Auffällig ist, dass die Künstler sich von der Leere abwenden und wieder das Sublime, das Auratische zulassen, wie etwa Andreas Mühe in seinen Fotografien vom Obersalzberg. Die Fotografie ist also nicht nur in der Kunst angekommen - sie hat dabei offensichtlich auch wieder zu sich selbst gefunden.

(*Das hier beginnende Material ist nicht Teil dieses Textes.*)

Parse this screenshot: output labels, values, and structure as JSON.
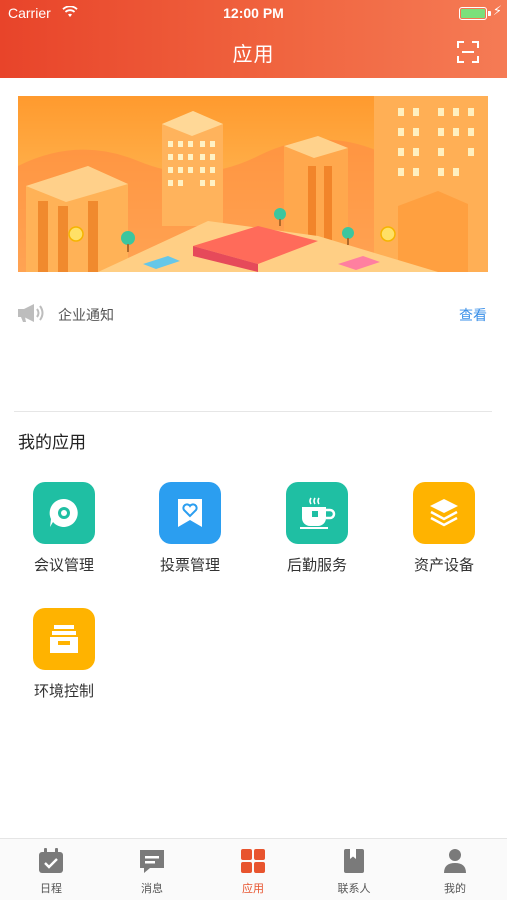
{
  "status_bar": {
    "carrier": "Carrier",
    "time": "12:00 PM"
  },
  "header": {
    "title": "应用",
    "scan_icon": "scan-icon"
  },
  "notice": {
    "label": "企业通知",
    "link": "查看",
    "icon": "megaphone-icon"
  },
  "my_apps": {
    "title": "我的应用",
    "items": [
      {
        "label": "会议管理",
        "icon": "chat-bubble-icon",
        "color": "#1fbfa3"
      },
      {
        "label": "投票管理",
        "icon": "heart-badge-icon",
        "color": "#2b9ef0"
      },
      {
        "label": "后勤服务",
        "icon": "coffee-cup-icon",
        "color": "#1fbfa3"
      },
      {
        "label": "资产设备",
        "icon": "layers-icon",
        "color": "#ffb300"
      },
      {
        "label": "环境控制",
        "icon": "cabinet-icon",
        "color": "#ffb300"
      }
    ]
  },
  "tabbar": {
    "items": [
      {
        "label": "日程",
        "icon": "calendar-icon"
      },
      {
        "label": "消息",
        "icon": "message-icon"
      },
      {
        "label": "应用",
        "icon": "grid-icon",
        "active": true
      },
      {
        "label": "联系人",
        "icon": "contacts-icon"
      },
      {
        "label": "我的",
        "icon": "person-icon"
      }
    ]
  },
  "colors": {
    "header_start": "#e8442a",
    "header_end": "#f57b55",
    "active_tab": "#e8542e",
    "link": "#3a8fe8"
  }
}
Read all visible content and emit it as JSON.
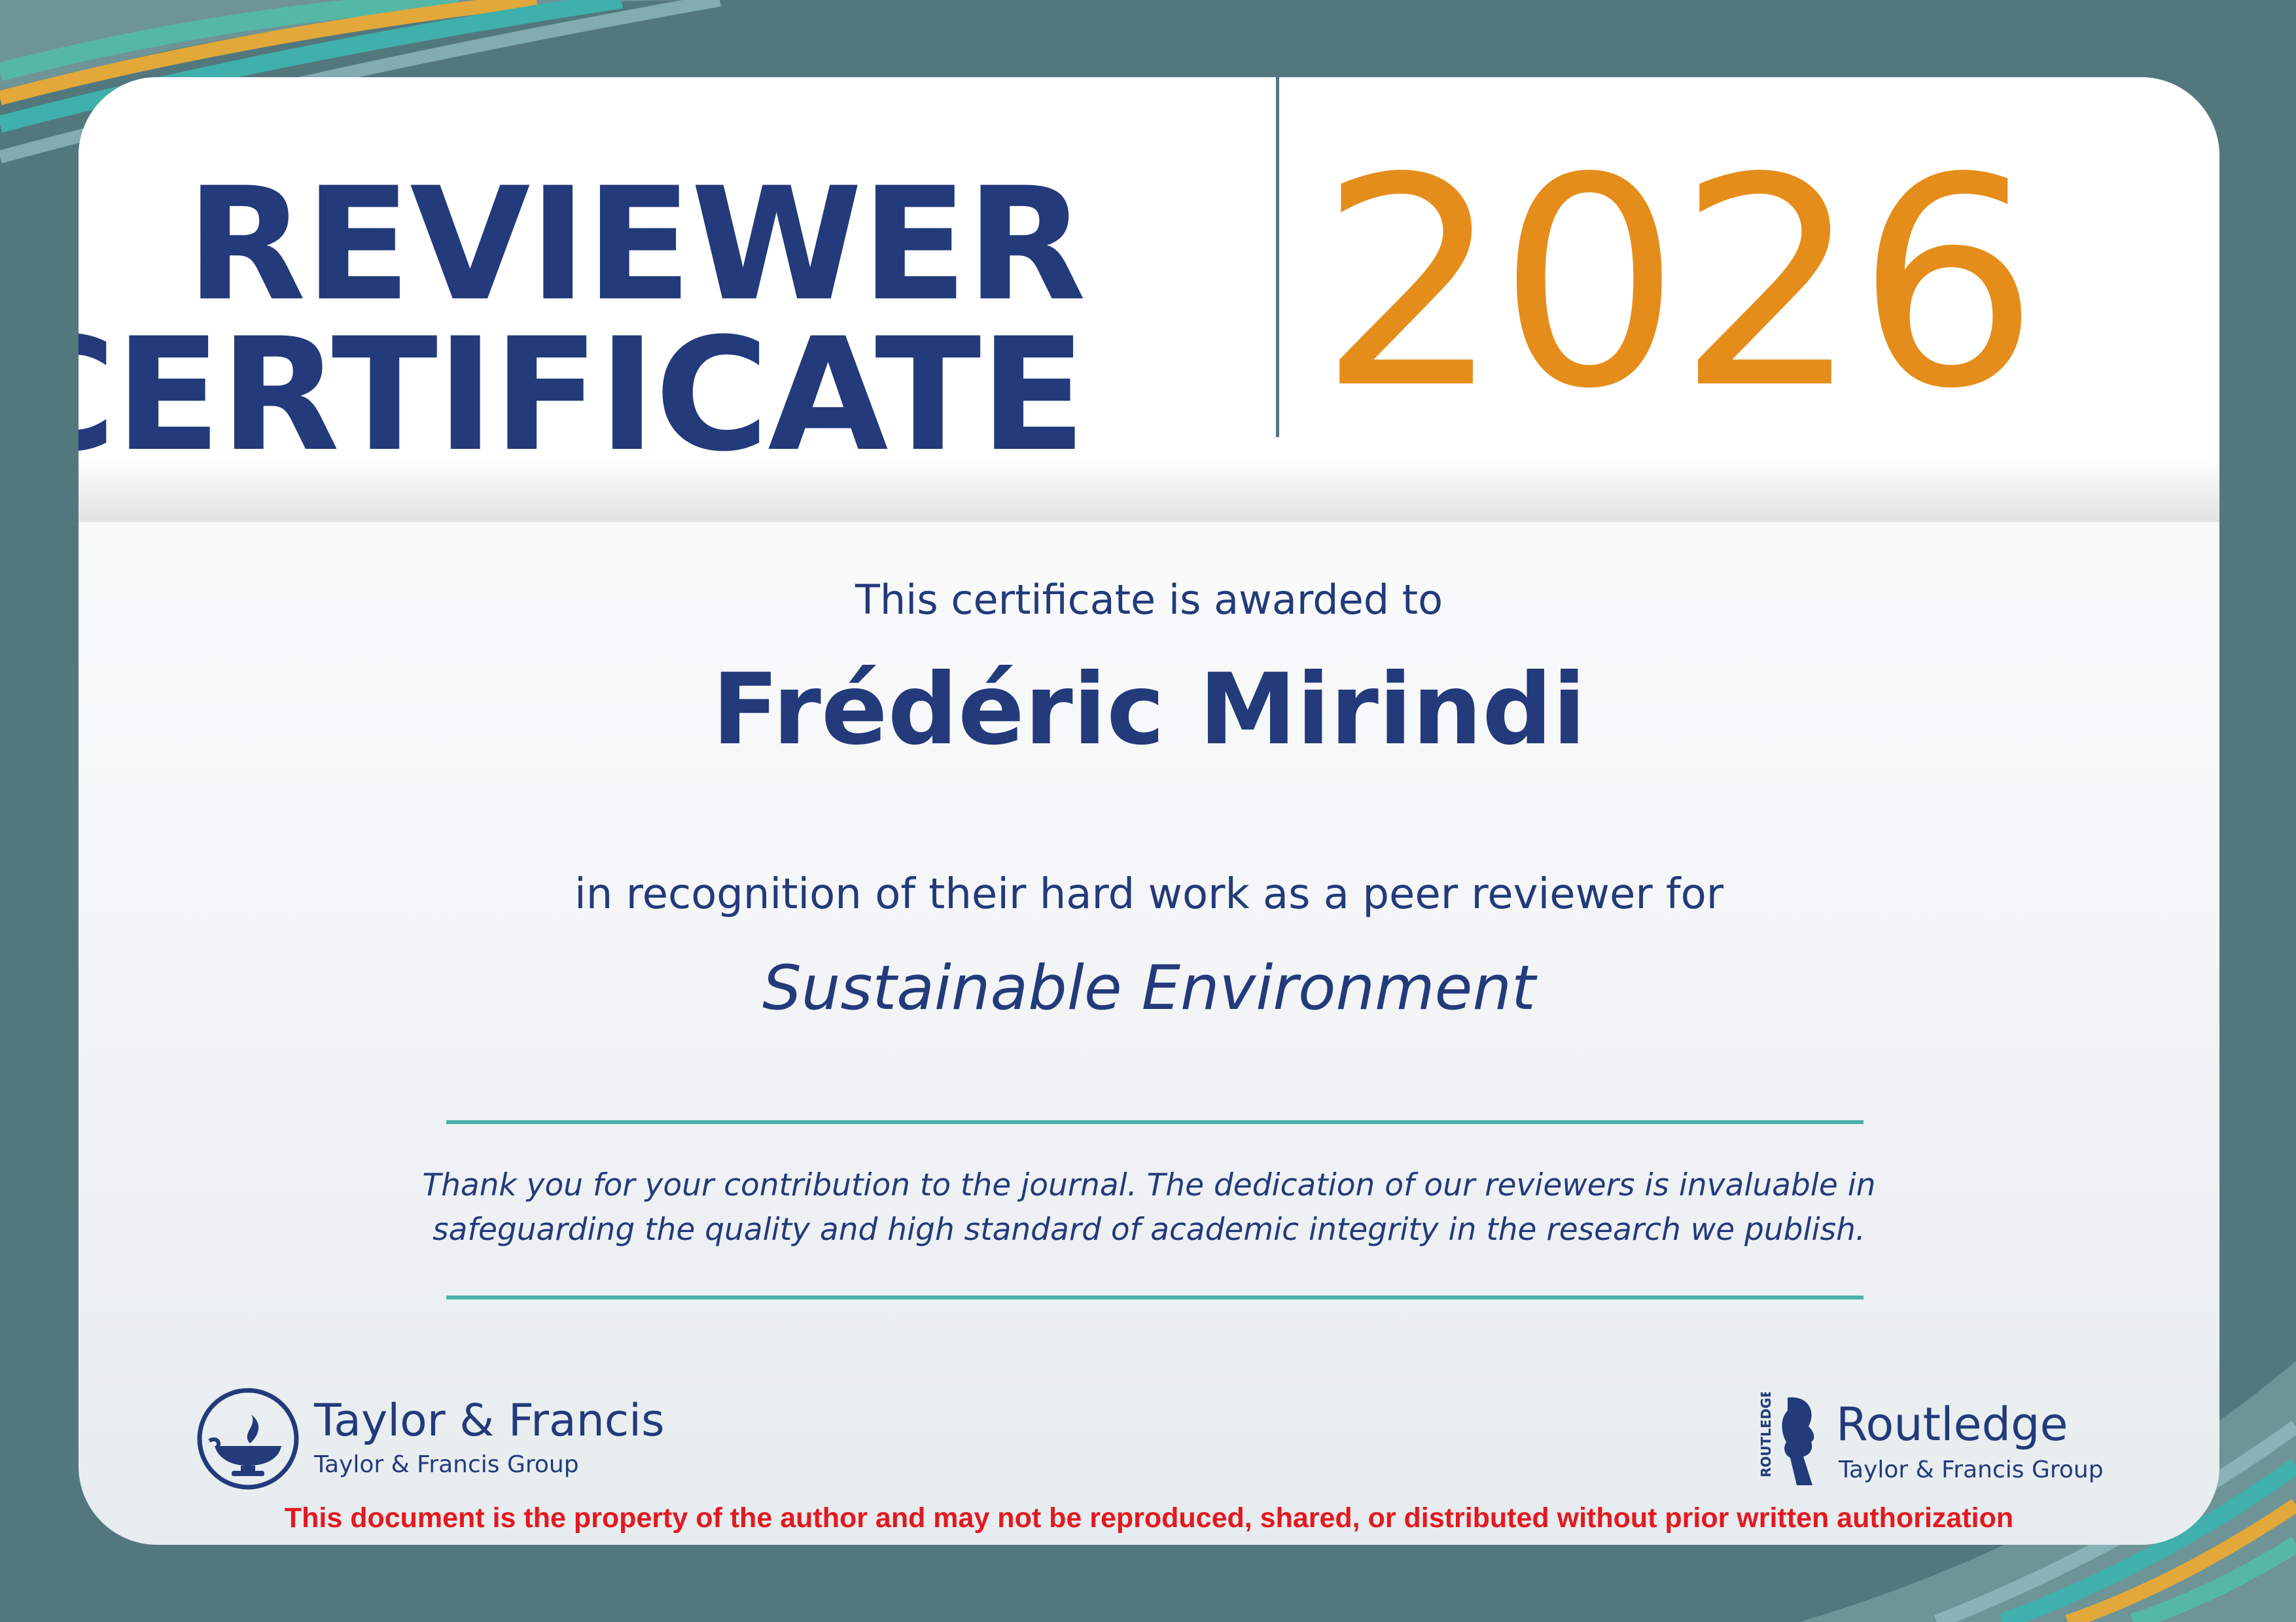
{
  "header": {
    "title_line1": "REVIEWER",
    "title_line2": "CERTIFICATE",
    "year": "2026"
  },
  "body": {
    "awarded_text": "This certificate is awarded to",
    "recipient_name": "Frédéric Mirindi",
    "recognition_text": "in recognition of their hard work as a peer reviewer for",
    "journal_name": "Sustainable Environment",
    "thanks_line1": "Thank you for your contribution to the journal. The dedication of our reviewers is invaluable in",
    "thanks_line2": "safeguarding the quality and high standard of academic integrity in the research we publish."
  },
  "logos": {
    "left": {
      "name": "Taylor & Francis",
      "group": "Taylor & Francis Group",
      "icon": "taylor-francis-lamp-icon"
    },
    "right": {
      "name": "Routledge",
      "group": "Taylor & Francis Group",
      "vertical_mark": "ROUTLEDGE",
      "icon": "routledge-profile-icon"
    }
  },
  "notice": "This document is the property of the author and may not be reproduced, shared, or distributed without prior written authorization",
  "colors": {
    "background": "#52787e",
    "navy": "#233a7b",
    "orange": "#e58d1b",
    "teal_rule": "#4ab1aa",
    "notice_red": "#e3191f"
  }
}
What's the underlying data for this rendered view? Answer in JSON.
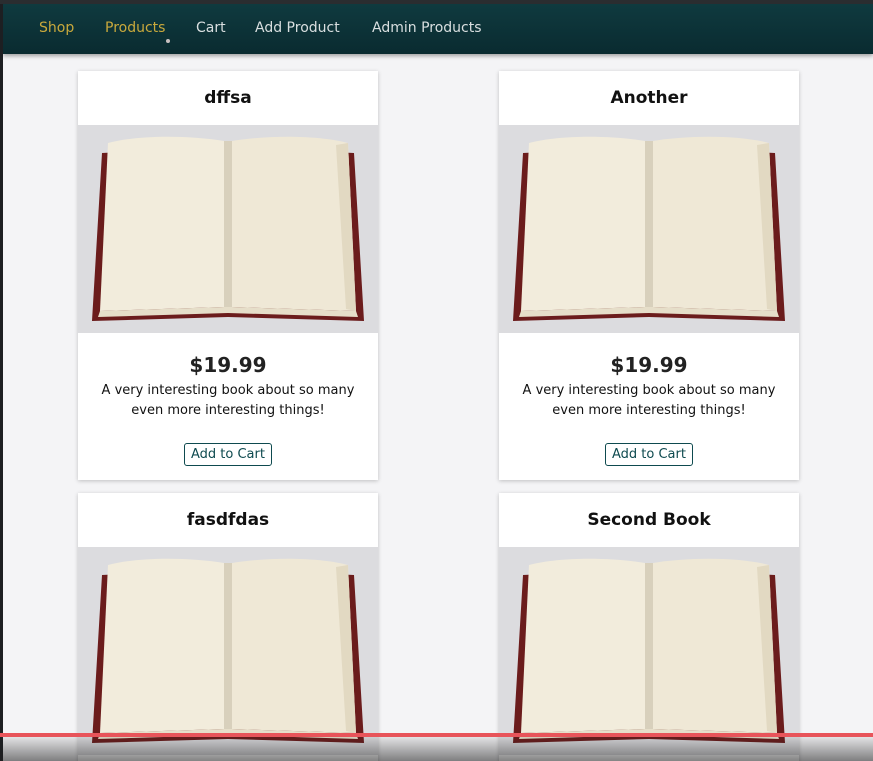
{
  "nav": {
    "items": [
      {
        "label": "Shop"
      },
      {
        "label": "Products"
      },
      {
        "label": "Cart"
      },
      {
        "label": "Add Product"
      },
      {
        "label": "Admin Products"
      }
    ]
  },
  "products": [
    {
      "title": "dffsa",
      "price": "$19.99",
      "description": "A very interesting book about so many even more interesting things!",
      "button": "Add to Cart",
      "image": "open-book-image"
    },
    {
      "title": "Another",
      "price": "$19.99",
      "description": "A very interesting book about so many even more interesting things!",
      "button": "Add to Cart",
      "image": "open-book-image"
    },
    {
      "title": "fasdfdas",
      "image": "open-book-image"
    },
    {
      "title": "Second Book",
      "image": "open-book-image"
    }
  ],
  "video": {
    "progress_fraction": 1.0,
    "progress_color": "#e8545a"
  },
  "colors": {
    "navbar": "#0f3a3f",
    "active_nav": "#c9a93c",
    "button_border": "#0e4a4f"
  }
}
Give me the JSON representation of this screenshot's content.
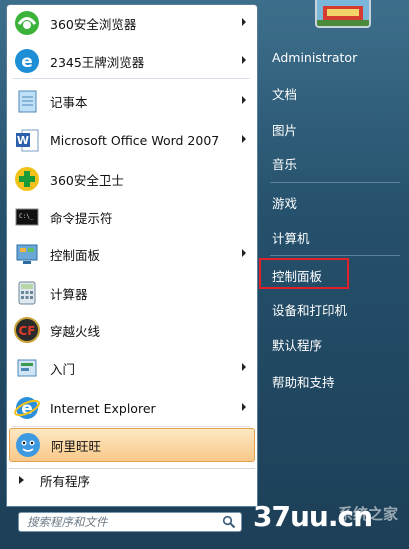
{
  "left_items": [
    {
      "label": "360安全浏览器",
      "icon": "360-browser-icon",
      "arrow": true
    },
    {
      "label": "2345王牌浏览器",
      "icon": "2345-browser-icon",
      "arrow": true
    },
    {
      "label": "记事本",
      "icon": "notepad-icon",
      "arrow": true
    },
    {
      "label": "Microsoft Office Word 2007",
      "icon": "word-icon",
      "arrow": true
    },
    {
      "label": "360安全卫士",
      "icon": "360-safe-icon",
      "arrow": false
    },
    {
      "label": "命令提示符",
      "icon": "cmd-icon",
      "arrow": false
    },
    {
      "label": "控制面板",
      "icon": "control-panel-icon",
      "arrow": true
    },
    {
      "label": "计算器",
      "icon": "calculator-icon",
      "arrow": false
    },
    {
      "label": "穿越火线",
      "icon": "crossfire-icon",
      "arrow": false
    },
    {
      "label": "入门",
      "icon": "getting-started-icon",
      "arrow": true
    },
    {
      "label": "Internet Explorer",
      "icon": "ie-icon",
      "arrow": true
    },
    {
      "label": "阿里旺旺",
      "icon": "aliwangwang-icon",
      "arrow": false,
      "highlighted": true
    }
  ],
  "all_programs": "所有程序",
  "search": {
    "placeholder": "搜索程序和文件"
  },
  "right_items": [
    "Administrator",
    "文档",
    "图片",
    "音乐",
    "游戏",
    "计算机",
    "控制面板",
    "设备和打印机",
    "默认程序",
    "帮助和支持"
  ],
  "watermark": "37uu.cn",
  "watermark_sub": "系统之家",
  "colors": {
    "highlight": "#f9c98a",
    "red_box": "#e0202a"
  }
}
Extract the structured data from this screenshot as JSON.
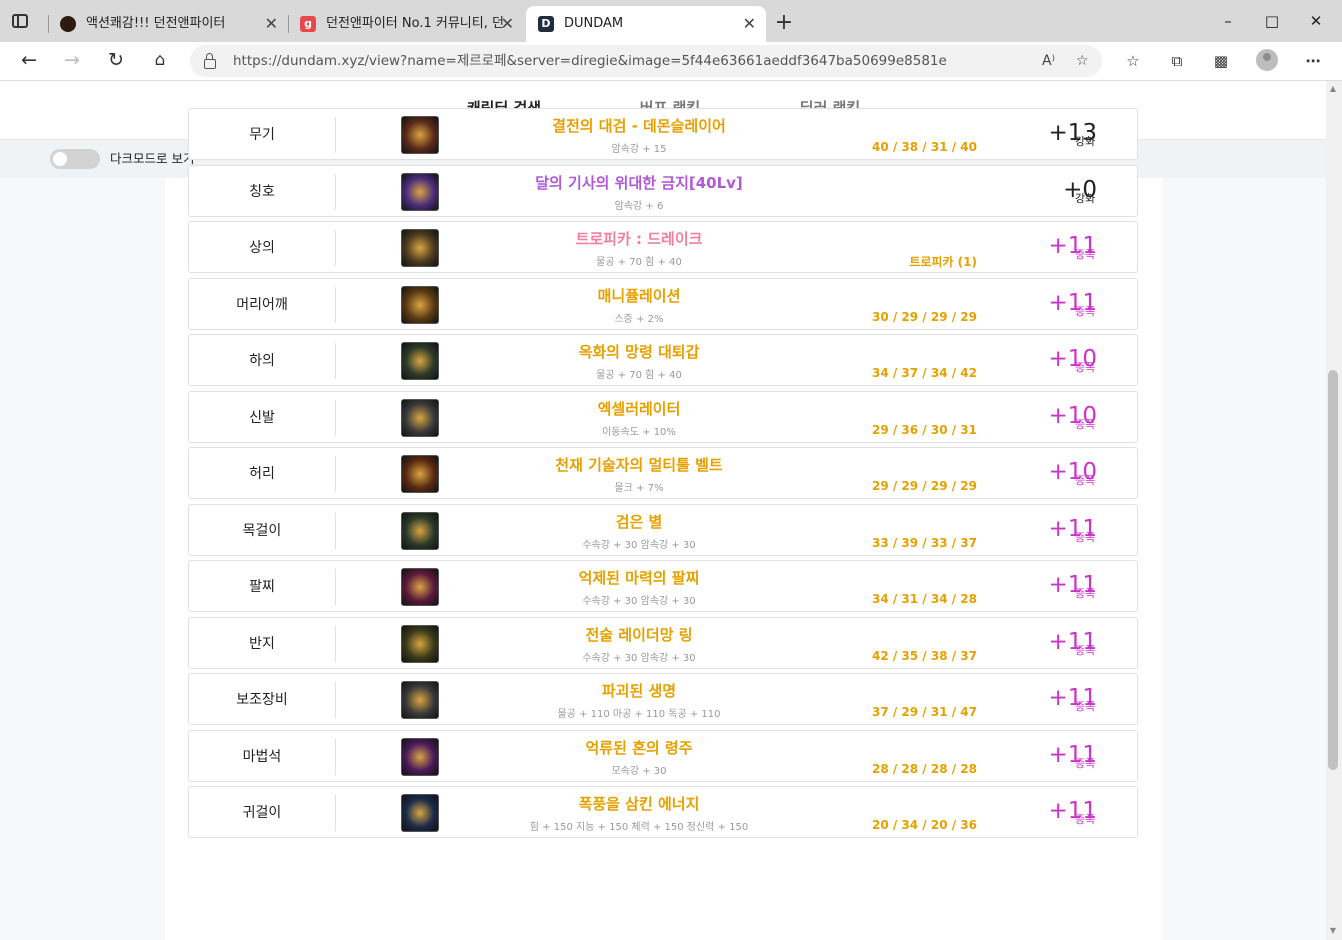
{
  "browser": {
    "tabs": [
      {
        "title": "액션쾌감!!! 던전앤파이터",
        "active": false
      },
      {
        "title": "던전앤파이터 No.1 커뮤니티, 던",
        "active": false
      },
      {
        "title": "DUNDAM",
        "active": true
      }
    ],
    "url": "https://dundam.xyz/view?name=제르로페&server=diregie&image=5f44e63661aeddf3647ba50699e8581e",
    "new_tab_glyph": "+",
    "close_glyph": "✕"
  },
  "page": {
    "tabs": [
      "캐릭터 검색",
      "버프 랭킹",
      "딜러 랭킹"
    ],
    "active_tab": 0,
    "dark_mode_label": "다크모드로 보기",
    "dark_mode_on": false
  },
  "equipment": [
    {
      "slot": "무기",
      "name": "결전의 대검 - 데몬슬레이어",
      "option": "암속강 + 15",
      "stats": "40 / 38 / 31 / 40",
      "plus": "+13",
      "type": "강화",
      "name_color": "epic",
      "icon_color": "#5a2a1a"
    },
    {
      "slot": "칭호",
      "name": "달의 기사의 위대한 금지[40Lv]",
      "option": "암속강 + 6",
      "stats": "",
      "plus": "+0",
      "type": "강화",
      "name_color": "rare",
      "icon_color": "#4b2c7a"
    },
    {
      "slot": "상의",
      "name": "트로피카 : 드레이크",
      "option": "물공 + 70 힘 + 40",
      "stats": "트로피카 (1)",
      "plus": "+11",
      "type": "증폭",
      "name_color": "pink",
      "icon_color": "#4a3a1f"
    },
    {
      "slot": "머리어깨",
      "name": "매니퓰레이션",
      "option": "스증 + 2%",
      "stats": "30 / 29 / 29 / 29",
      "plus": "+11",
      "type": "증폭",
      "name_color": "epic",
      "icon_color": "#5a3a12"
    },
    {
      "slot": "하의",
      "name": "옥화의 망령 대퇴갑",
      "option": "물공 + 70 힘 + 40",
      "stats": "34 / 37 / 34 / 42",
      "plus": "+10",
      "type": "증폭",
      "name_color": "epic",
      "icon_color": "#2c3a2a"
    },
    {
      "slot": "신발",
      "name": "엑셀러레이터",
      "option": "이동속도 + 10%",
      "stats": "29 / 36 / 30 / 31",
      "plus": "+10",
      "type": "증폭",
      "name_color": "epic",
      "icon_color": "#3a3a3a"
    },
    {
      "slot": "허리",
      "name": "천재 기술자의 멀티툴 벨트",
      "option": "물크 + 7%",
      "stats": "29 / 29 / 29 / 29",
      "plus": "+10",
      "type": "증폭",
      "name_color": "epic",
      "icon_color": "#5a2a12"
    },
    {
      "slot": "목걸이",
      "name": "검은 별",
      "option": "수속강 + 30 암속강 + 30",
      "stats": "33 / 39 / 33 / 37",
      "plus": "+11",
      "type": "증폭",
      "name_color": "epic",
      "icon_color": "#2a3a2a"
    },
    {
      "slot": "팔찌",
      "name": "억제된 마력의 팔찌",
      "option": "수속강 + 30 암속강 + 30",
      "stats": "34 / 31 / 34 / 28",
      "plus": "+11",
      "type": "증폭",
      "name_color": "epic",
      "icon_color": "#5a1a3a"
    },
    {
      "slot": "반지",
      "name": "전술 레이더망 링",
      "option": "수속강 + 30 암속강 + 30",
      "stats": "42 / 35 / 38 / 37",
      "plus": "+11",
      "type": "증폭",
      "name_color": "epic",
      "icon_color": "#3a3a1a"
    },
    {
      "slot": "보조장비",
      "name": "파괴된 생명",
      "option": "물공 + 110 마공 + 110 독공 + 110",
      "stats": "37 / 29 / 31 / 47",
      "plus": "+11",
      "type": "증폭",
      "name_color": "epic",
      "icon_color": "#3a3a3a"
    },
    {
      "slot": "마법석",
      "name": "억류된 혼의 령주",
      "option": "모속강 + 30",
      "stats": "28 / 28 / 28 / 28",
      "plus": "+11",
      "type": "증폭",
      "name_color": "epic",
      "icon_color": "#4a1a5a"
    },
    {
      "slot": "귀걸이",
      "name": "폭풍을 삼킨 에너지",
      "option": "힘 + 150 지능 + 150 체력 + 150 정신력 + 150",
      "stats": "20 / 34 / 20 / 36",
      "plus": "+11",
      "type": "증폭",
      "name_color": "epic",
      "icon_color": "#1a2a4a"
    }
  ],
  "colors": {
    "epic": "#e6a100",
    "rare": "#b05ad6",
    "pink": "#f07fa0",
    "amplify": "#cc33cc",
    "active_tab_underline": "#5d7ea3"
  }
}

In einer einzigartigen Kooperation zwischen dem NRW-Forum Düsseldorf entstand parallel zur Ausstellung der Bildband »State of the Art Photography« im Verlag Feymedia. Es stellt die 41 internationalen Künstler auf jeweils 6 Seiten vor, mit Bio- und Bibliografien und Abbildungen ihrer Arbeiten. Das rund 264 Seiten starke Buch ist eine unabhängige, zweisprachige Hardcover Publikation, die sich an ein Publikum richtet, das heute schon wissen möchte, was morgen in der Kunst- und Fotoszene angesagt sein wird.
Die Künstler:
Peter Ainsworth, Olaf Otto Becker, Laura Bielau, Miriam Böhm, Elina Brotherus, Bianca Brunner, Stefan Burger, Asger Carlsen, Katalin Deer, Martin Denker, Jan Paul Evers, Daniel Gordon, Alexandra Grein, Thijs Groot Wassink / Ruben Lundgren, Harry Gruyaert, Oliver Helbig, Ulrich Hensel, Stefan Hostettler, Pepa Hristova, Sanna Kannisto, Annette Kelm, Jeremy Kost, Mischa Kuball, Edgar Leciejewski, Tim Lee, Maziar Moradi, Armin Morbach, Andreas Mühe, Taiyo Onorato / Nico Krebs, Alex Prager, Rico Scagliola / Michael Meier, Anja Schori, Jeremy Shaw, Arne Schmitt, Jacob Aue Sobol, Kathrin Sonntag, Heidi Specker, Mikhael Subotzky / Patrick Waterhouse, Ralph Ueltzhoeffer, Pinar Yolacan, Anna Vogel, Moritz Wegwerth.